Fast pythonic BAM reading according to the HTS format specifications.
Just like htsjdk htspy does not provide bindings for htslib but natively implements the HTS specifications.
Goals:
- Speed: due to implementing core features in C using the Python C-API htspy should be faster than any other python library supporting htslib formats (most notably pysam).
- Pythonic: features should be easy to use and feel intuitive for experienced Python programmers.
- Architecture: interact natively with HTS formats rather than trough another library.
Currently the focus is on BAM, SAM and BGZF files. For FASTQ files there is already an excellent library: dnaio.
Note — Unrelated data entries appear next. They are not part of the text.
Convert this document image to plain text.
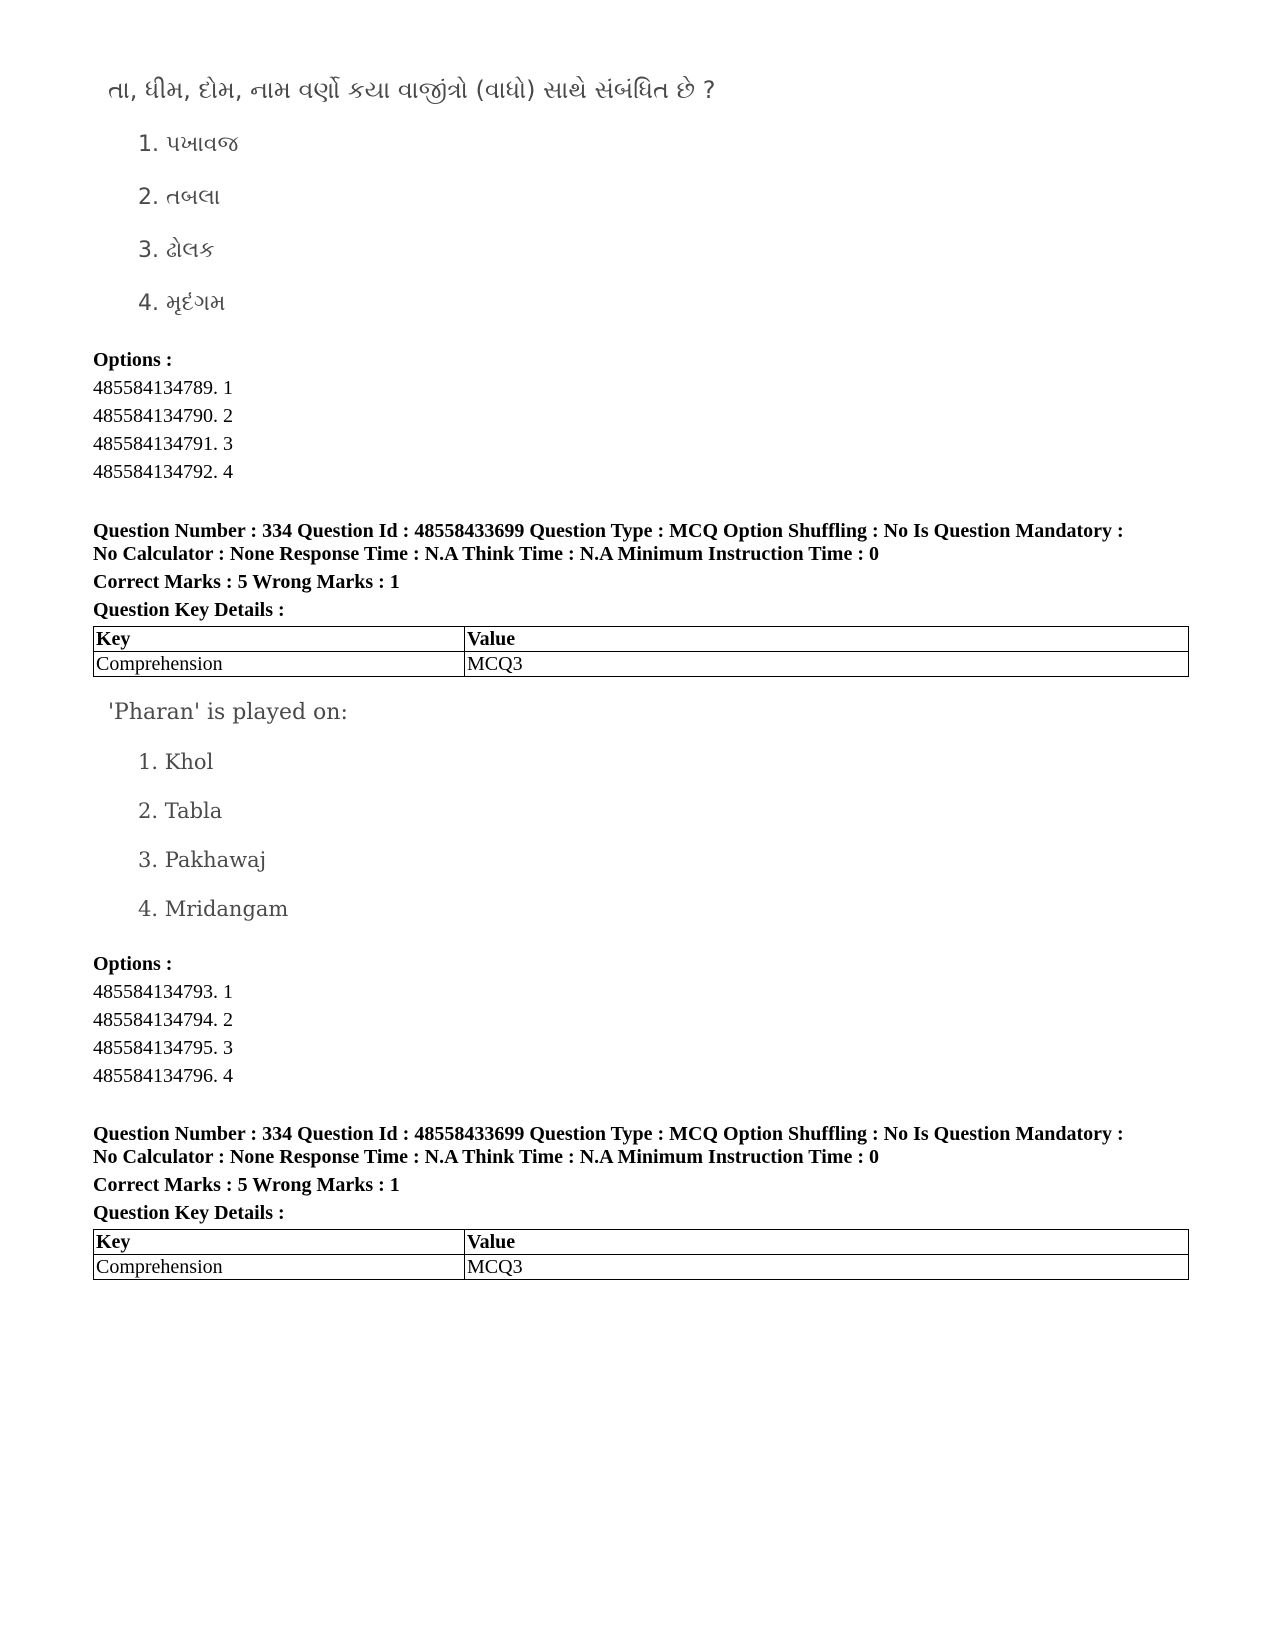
તા, ધીમ, દોમ, નામ વર્ણો કયા વાજીંત્રો (વાધો) સાથે સંબંધિત છે ?

1. પખાવજ
2. તબલા
3. ઢોલક
4. મૃદંગમ
Options :
485584134789. 1
485584134790. 2
485584134791. 3
485584134792. 4
Question Number : 334 Question Id : 48558433699 Question Type : MCQ Option Shuffling : No Is Question Mandatory :
No Calculator : None Response Time : N.A Think Time : N.A Minimum Instruction Time : 0
Correct Marks : 5 Wrong Marks : 1
Question Key Details :
Key	Value
Comprehension	MCQ3

'Pharan' is played on:

1. Khol
2. Tabla
3. Pakhawaj
4. Mridangam
Options :
485584134793. 1
485584134794. 2
485584134795. 3
485584134796. 4
Question Number : 334 Question Id : 48558433699 Question Type : MCQ Option Shuffling : No Is Question Mandatory :
No Calculator : None Response Time : N.A Think Time : N.A Minimum Instruction Time : 0
Correct Marks : 5 Wrong Marks : 1
Question Key Details :
Key	Value
Comprehension	MCQ3
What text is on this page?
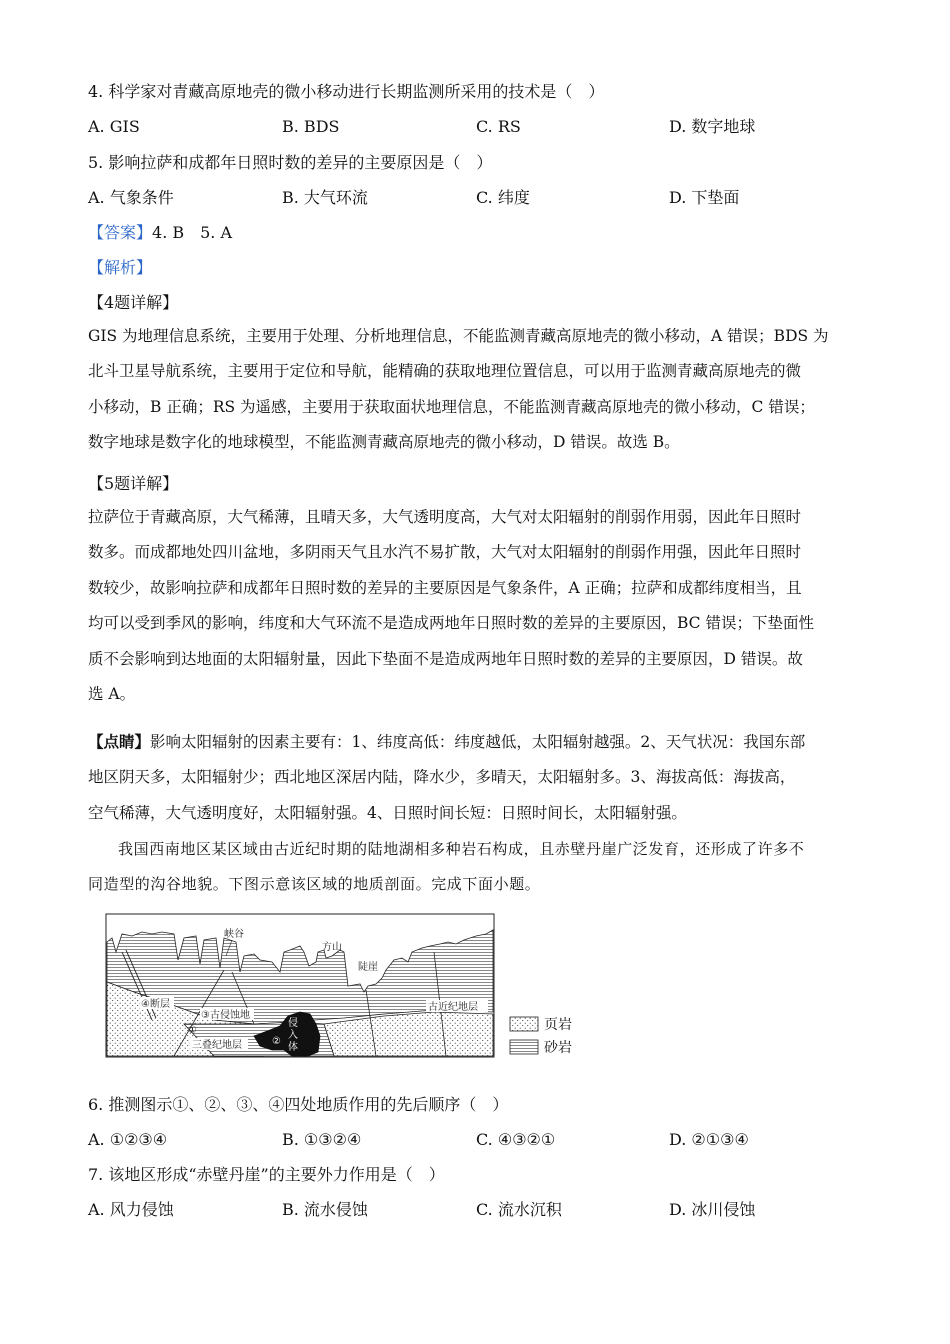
4. 科学家对青藏高原地壳的微小移动进行长期监测所采用的技术是（　）
A. GIS	B. BDS	C. RS	D. 数字地球
5. 影响拉萨和成都年日照时数的差异的主要原因是（　）
A. 气象条件	B. 大气环流	C. 纬度	D. 下垫面
【答案】4. B　5. A
【解析】
【4题详解】
GIS 为地理信息系统，主要用于处理、分析地理信息，不能监测青藏高原地壳的微小移动，A 错误；BDS 为
北斗卫星导航系统，主要用于定位和导航，能精确的获取地理位置信息，可以用于监测青藏高原地壳的微
小移动，B 正确；RS 为遥感，主要用于获取面状地理信息，不能监测青藏高原地壳的微小移动，C 错误；
数字地球是数字化的地球模型，不能监测青藏高原地壳的微小移动，D 错误。故选 B。
【5题详解】
拉萨位于青藏高原，大气稀薄，且晴天多，大气透明度高，大气对太阳辐射的削弱作用弱，因此年日照时
数多。而成都地处四川盆地，多阴雨天气且水汽不易扩散，大气对太阳辐射的削弱作用强，因此年日照时
数较少，故影响拉萨和成都年日照时数的差异的主要原因是气象条件，A 正确；拉萨和成都纬度相当，且
均可以受到季风的影响，纬度和大气环流不是造成两地年日照时数的差异的主要原因，BC 错误；下垫面性
质不会影响到达地面的太阳辐射量，因此下垫面不是造成两地年日照时数的差异的主要原因，D 错误。故
选 A。
【点睛】影响太阳辐射的因素主要有：1、纬度高低：纬度越低，太阳辐射越强。2、天气状况：我国东部
地区阴天多，太阳辐射少；西北地区深居内陆，降水少，多晴天，太阳辐射多。3、海拔高低：海拔高，
空气稀薄，大气透明度好，太阳辐射强。4、日照时间长短：日照时间长，太阳辐射强。
我国西南地区某区域由古近纪时期的陆地湖相多种岩石构成，且赤壁丹崖广泛发育，还形成了许多不
同造型的沟谷地貌。下图示意该区域的地质剖面。完成下面小题。
峡谷
方山
陡崖
④断层
③古侵蚀地
①
三叠纪地层
侵
入
体
②
古近纪地层
页岩
砂岩
6. 推测图示①、②、③、④四处地质作用的先后顺序（　）
A. ①②③④	B. ①③②④	C. ④③②①	D. ②①③④
7. 该地区形成“赤壁丹崖”的主要外力作用是（　）
A. 风力侵蚀	B. 流水侵蚀	C. 流水沉积	D. 冰川侵蚀
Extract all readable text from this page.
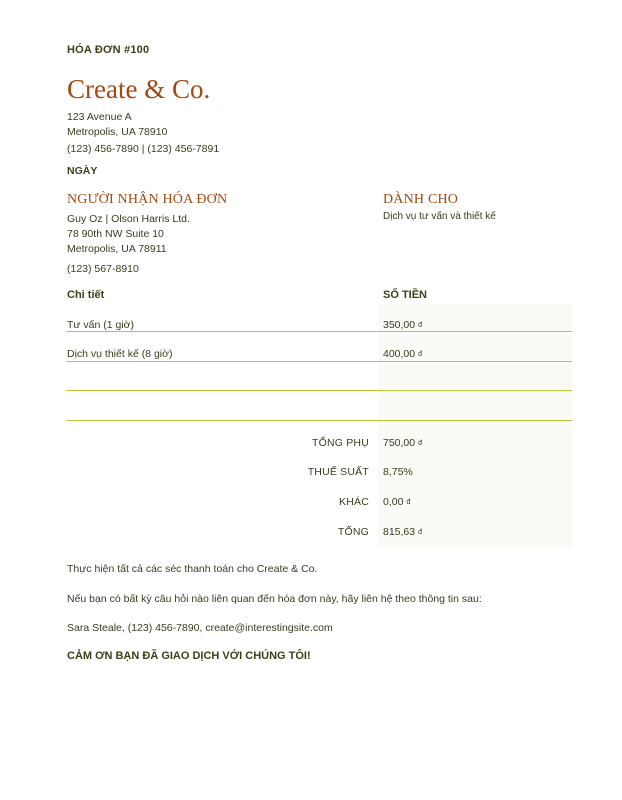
HÓA ĐƠN #100
Create & Co.
123 Avenue A
Metropolis, UA 78910
(123) 456-7890 | (123) 456-7891
NGÀY
NGƯỜI NHẬN HÓA ĐƠN	DÀNH CHO
Guy Oz | Olson Harris Ltd.
78 90th NW Suite 10
Metropolis, UA 78911
(123) 567-8910
Dịch vụ tư vấn và thiết kế
Chi tiết	SỐ TIỀN
Tư vấn (1 giờ)	350,00 đ
Dịch vụ thiết kế (8 giờ)	400,00 đ
TỔNG PHỤ 750,00 đ
THUẾ SUẤT 8,75%
KHÁC 0,00 đ
TỔNG 815,63 đ
Thực hiện tất cả các séc thanh toán cho Create & Co.
Nếu bạn có bất kỳ câu hỏi nào liên quan đến hóa đơn này, hãy liên hệ theo thông tin sau:
Sara Steale, (123) 456-7890, create@interestingsite.com
CẢM ƠN BẠN ĐÃ GIAO DỊCH VỚI CHÚNG TÔI!
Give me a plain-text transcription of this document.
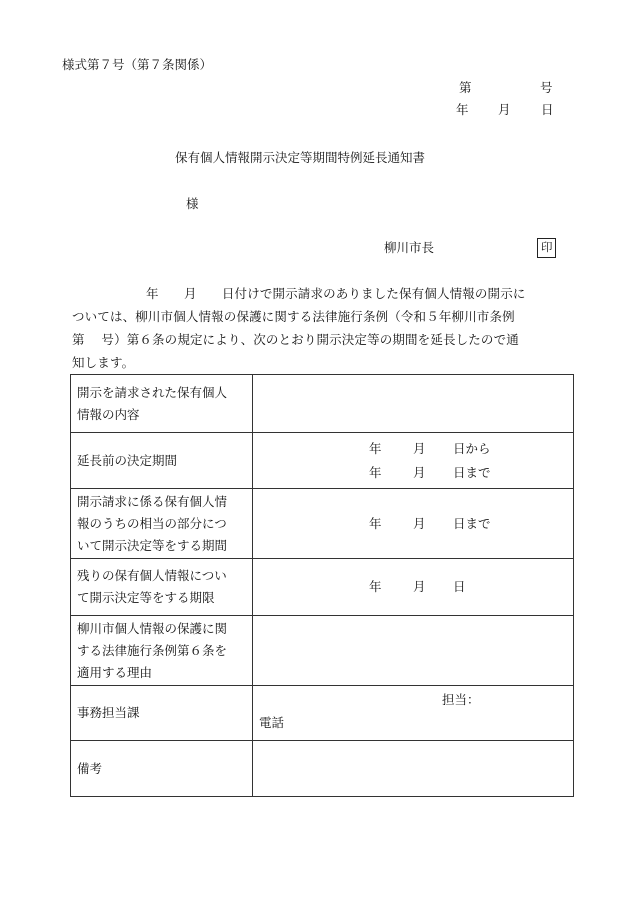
様式第７号（第７条関係）
第	号
年 月 日
保有個人情報開示決定等期間特例延長通知書
様
柳川市長	印
年　　月　　日付けで開示請求のありました保有個人情報の開示に
ついては、柳川市個人情報の保護に関する法律施行条例（令和５年柳川市条例
第　 号）第６条の規定により、次のとおり開示決定等の期間を延長したので通
知します。
開示を請求された保有個人
情報の内容	

延長前の決定期間	年 月 日から
年 月 日まで

開示請求に係る保有個人情
報のうちの相当の部分につ
いて開示決定等をする期間	年 月 日まで

残りの保有個人情報につい
て開示決定等をする期限	年 月 日

柳川市個人情報の保護に関
する法律施行条例第６条を
適用する理由	

事務担当課	担当：
電話

備考	
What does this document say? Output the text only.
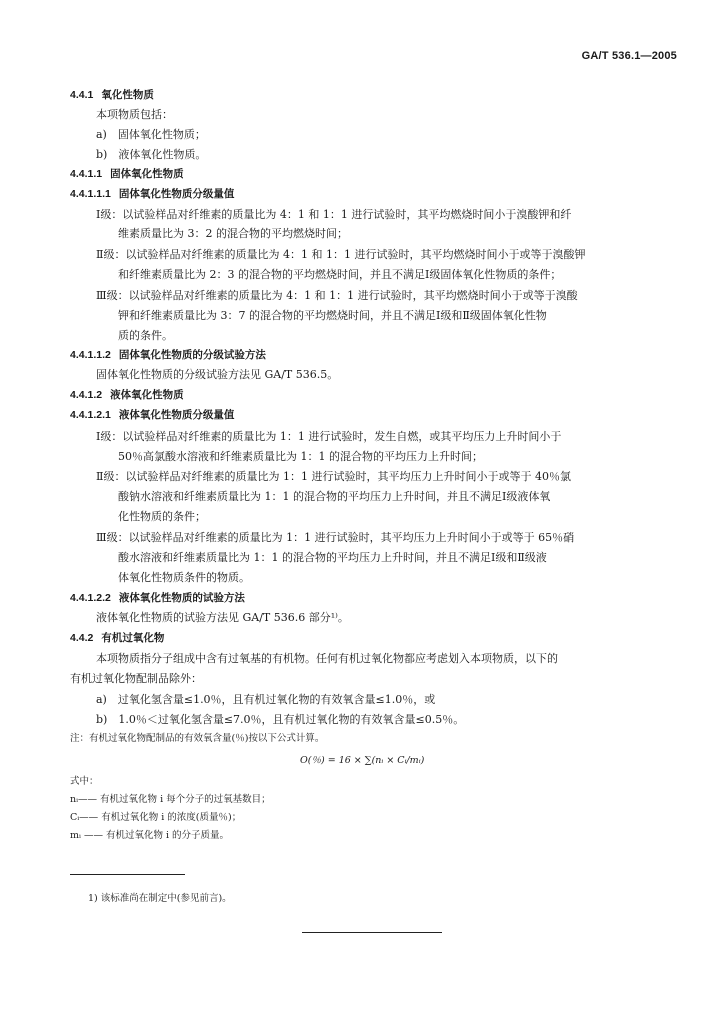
GA/T 536.1—2005
4.4.1 氧化性物质
本项物质包括：
a)　固体氧化性物质；
b)　液体氧化性物质。
4.4.1.1 固体氧化性物质
4.4.1.1.1 固体氧化性物质分级量值
Ⅰ级：以试验样品对纤维素的质量比为 4：1 和 1：1 进行试验时，其平均燃烧时间小于溴酸钾和纤
维素质量比为 3：2 的混合物的平均燃烧时间；
Ⅱ级：以试验样品对纤维素的质量比为 4：1 和 1：1 进行试验时，其平均燃烧时间小于或等于溴酸钾
和纤维素质量比为 2：3 的混合物的平均燃烧时间，并且不满足Ⅰ级固体氧化性物质的条件；
Ⅲ级：以试验样品对纤维素的质量比为 4：1 和 1：1 进行试验时，其平均燃烧时间小于或等于溴酸
钾和纤维素质量比为 3：7 的混合物的平均燃烧时间，并且不满足Ⅰ级和Ⅱ级固体氧化性物
质的条件。
4.4.1.1.2 固体氧化性物质的分级试验方法
固体氧化性物质的分级试验方法见 GA/T 536.5。
4.4.1.2 液体氧化性物质
4.4.1.2.1 液体氧化性物质分级量值
Ⅰ级：以试验样品对纤维素的质量比为 1：1 进行试验时，发生自燃，或其平均压力上升时间小于
50％高氯酸水溶液和纤维素质量比为 1：1 的混合物的平均压力上升时间；
Ⅱ级：以试验样品对纤维素的质量比为 1：1 进行试验时，其平均压力上升时间小于或等于 40％氯
酸钠水溶液和纤维素质量比为 1：1 的混合物的平均压力上升时间，并且不满足Ⅰ级液体氧
化性物质的条件；
Ⅲ级：以试验样品对纤维素的质量比为 1：1 进行试验时，其平均压力上升时间小于或等于 65％硝
酸水溶液和纤维素质量比为 1：1 的混合物的平均压力上升时间，并且不满足Ⅰ级和Ⅱ级液
体氧化性物质条件的物质。
4.4.1.2.2 液体氧化性物质的试验方法
液体氧化性物质的试验方法见 GA/T 536.6 部分¹⁾。
4.4.2 有机过氧化物
本项物质指分子组成中含有过氧基的有机物。任何有机过氧化物都应考虑划入本项物质，以下的
有机过氧化物配制品除外：
a)　过氧化氢含量≤1.0％，且有机过氧化物的有效氧含量≤1.0％，或
b)　1.0％＜过氧化氢含量≤7.0％，且有机过氧化物的有效氧含量≤0.5％。
注：有机过氧化物配制品的有效氧含量(％)按以下公式计算。
O(％) = 16 × ∑(nᵢ × Cᵢ/mᵢ)
式中：
nᵢ—— 有机过氧化物 i 每个分子的过氧基数目；
Cᵢ—— 有机过氧化物 i 的浓度(质量％)；
mᵢ —— 有机过氧化物 i 的分子质量。
1) 该标准尚在制定中(参见前言)。
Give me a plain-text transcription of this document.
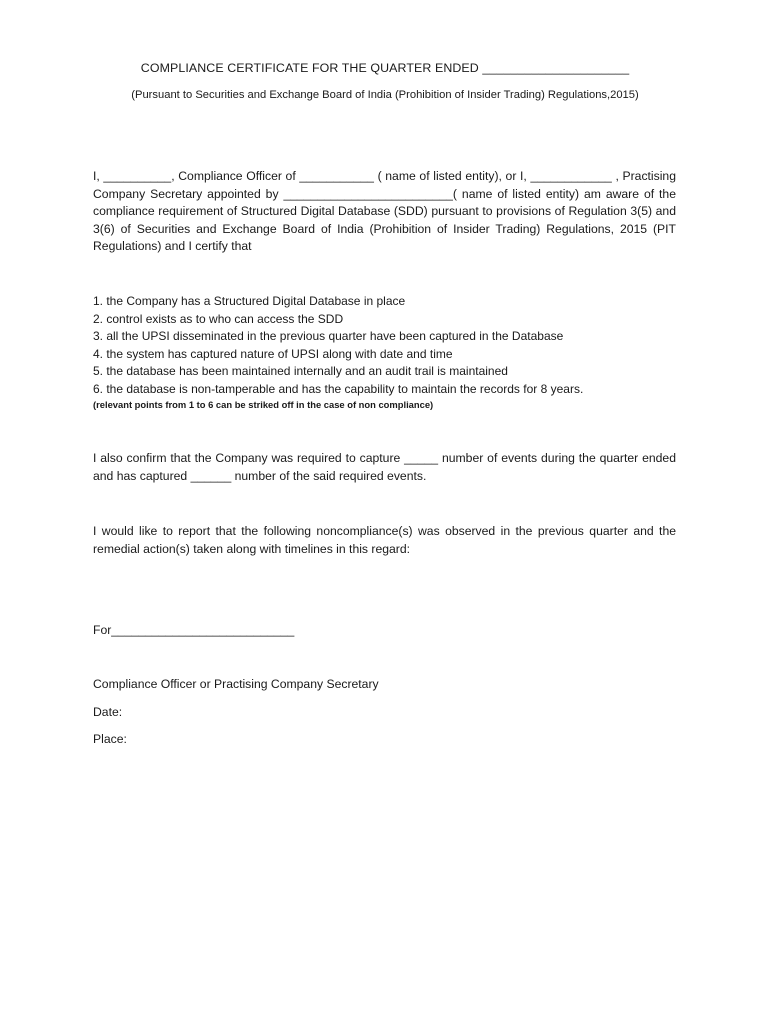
COMPLIANCE CERTIFICATE FOR THE QUARTER ENDED _____________________
(Pursuant to Securities and Exchange Board of India (Prohibition of Insider Trading) Regulations,2015)
I, __________, Compliance Officer of ___________ ( name of listed entity), or I, ____________ , Practising Company Secretary appointed by _________________________( name of listed entity) am aware of the compliance requirement of Structured Digital Database (SDD) pursuant to provisions of Regulation 3(5) and 3(6) of Securities and Exchange Board of India (Prohibition of Insider Trading) Regulations, 2015 (PIT Regulations) and I certify that
1. the Company has a Structured Digital Database in place
2. control exists as to who can access the SDD
3. all the UPSI disseminated in the previous quarter have been captured in the Database
4. the system has captured nature of UPSI along with date and time
5. the database has been maintained internally and an audit trail is maintained
6. the database is non-tamperable and has the capability to maintain the records for 8 years.
(relevant points from 1 to 6 can be striked off in the case of non compliance)
I also confirm that the Company was required to capture _____ number of events during the quarter ended and has captured ______ number of the said required events.
I would like to report that the following noncompliance(s) was observed in the previous quarter and the remedial action(s) taken along with timelines in this regard:
For___________________________
Compliance Officer or Practising Company Secretary
Date:
Place:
For VCF there is already another very fast library: cyvcf2.
- Reading the samv1 specification (the BAM format section) should be a good introduction to this API.
- The API must represent the underlying format as closely as possible. Example:
BAM records do not store a reference name. Therefore BAM records may not
have a
reference_name
attribute. (A method is acceptable). - Use Pythonic naming such as
reference_id
but refer to the name of the underlying attribute in the property documentation. - Do not use Python's properties to disguise from the user when intensive
calculation is taking place. Example:
cigar
is an array of 32-bit integers each of which encodes for an operation and a number. A conversion to tuples or string requires quite some calculations. Thereforecigar_as_string
orcigar_as_tuples
must be methods.mate_unmapped
on the other hand may be a property attribute as it translates directly to a bit set in the BAM record. It does not require calculation (merely a check if the bit is set). - Keep the API small. Having a gazillion methods on objects does not help with ease of programming.
The BAM format is very easy to parse. A clear specification is written. The BAM format is designed such that whole parts can be copied into C-structs directly on little-endian machines. Since each Python object is internally also a C-struct, it is quite doable to write a BAM parser that creates Python objects directly. This makes it much easier to manipulate BAM files than letting htslib create a C-struct and then interacting with that C-struct trough htslib. Pybam uses the Python C-API to create Python objects directly from BAM files.
The BGZF format is a format that follows the gzip specification. It can be
handled in Python code entirely by using the struct
and zlib
modules
to handle the headers/trailers and compression/decompression respectively.
To speed up compression/decompression the python bindings for ISA-L were used.